= Syed Muhammad Zauqi Shah =

Sufi scholar and saint (1878–1951)

Syed Muhammad Zauqi Shah (1878–1951) was a Sufist scholar considered a Waliullah or Sufist saint. He graduated from Aligarh University in India. A member of the Chishti Order of Sufi, his work combined merits of Islamic scholarship and modern knowledge.

He was a close associate of Muhammad Ali Jinnah, and the freedom fighters of India, Muhammad Ali Johar and Shaukat Ali, Abdul Qadir, Muhammad Iqbal, Justice Shah Din, Akbar Allahabadi, Abdul Kalam Azad.

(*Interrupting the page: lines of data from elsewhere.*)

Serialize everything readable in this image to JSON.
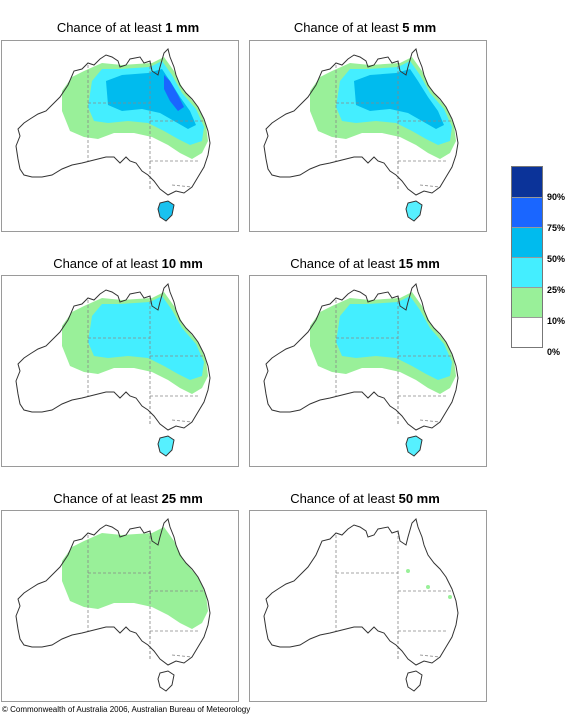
{
  "panels": [
    {
      "title_prefix": "Chance of at least ",
      "amount": "1 mm",
      "levels": [
        2,
        3,
        4,
        5
      ]
    },
    {
      "title_prefix": "Chance of at least ",
      "amount": "5 mm",
      "levels": [
        2,
        3,
        4
      ]
    },
    {
      "title_prefix": "Chance of at least ",
      "amount": "10 mm",
      "levels": [
        2,
        3
      ]
    },
    {
      "title_prefix": "Chance of at least ",
      "amount": "15 mm",
      "levels": [
        2,
        3
      ]
    },
    {
      "title_prefix": "Chance of at least ",
      "amount": "25 mm",
      "levels": [
        2
      ]
    },
    {
      "title_prefix": "Chance of at least ",
      "amount": "50 mm",
      "levels": [
        1
      ]
    }
  ],
  "legend": {
    "bins": [
      {
        "color": "#0b3399"
      },
      {
        "color": "#1a66ff"
      },
      {
        "color": "#00bbee"
      },
      {
        "color": "#44eeff"
      },
      {
        "color": "#99f099"
      },
      {
        "color": "#ffffff"
      }
    ],
    "labels": [
      "90%",
      "75%",
      "50%",
      "25%",
      "10%",
      "0%"
    ]
  },
  "copyright": "© Commonwealth of Australia 2006, Australian Bureau of Meteorology"
}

He was the author of several books and articles in English, his masterpiece being Sirr-e-Dilbaran, an alphabetical encyclopedia of Sufi terminology Sufism, now available in English.

He died in 1951 on the 9th day of Zilhajj Hajj (the pilgrimage) in Makkah, and was buried in Arafat, the prayer ground of Hajj. He was a spiritual leader who backed the movement for Pakistan, and strongly supported the Quaid-e-Azam, Muhammad Ali Jinnah. He predicted the creation of Pakistan as early as 1938 through divine visions, and some of his predictions about the future are given in his books and discourses. He was a great lover of Muhammad and stated that the main purpose of Hajj is to visit him. In fact, before his final departure for Hajj from Karachi, he had told some of his disciples that if Muhammad gave him permission to stay, he will not come back.

He was succeeded by four khulafa (caliphs/successors): Maulana Umar Bhai (Bombay); Shah Shahidullah Faridi (Karachi, Pakistan, originally from the UK); Captain Wahid Baksh Rabbani (Bahawalpur, Pakistan), and Maulana Abdus Salam (India).

His discourses were compiled by his khalifas Shah Shahidullah Faridi and Wahid Baksh Sial Rabbani under the title "Tarbiyyat-ul-Ushaq" (Training of the Lovers) and published in English and Urdu.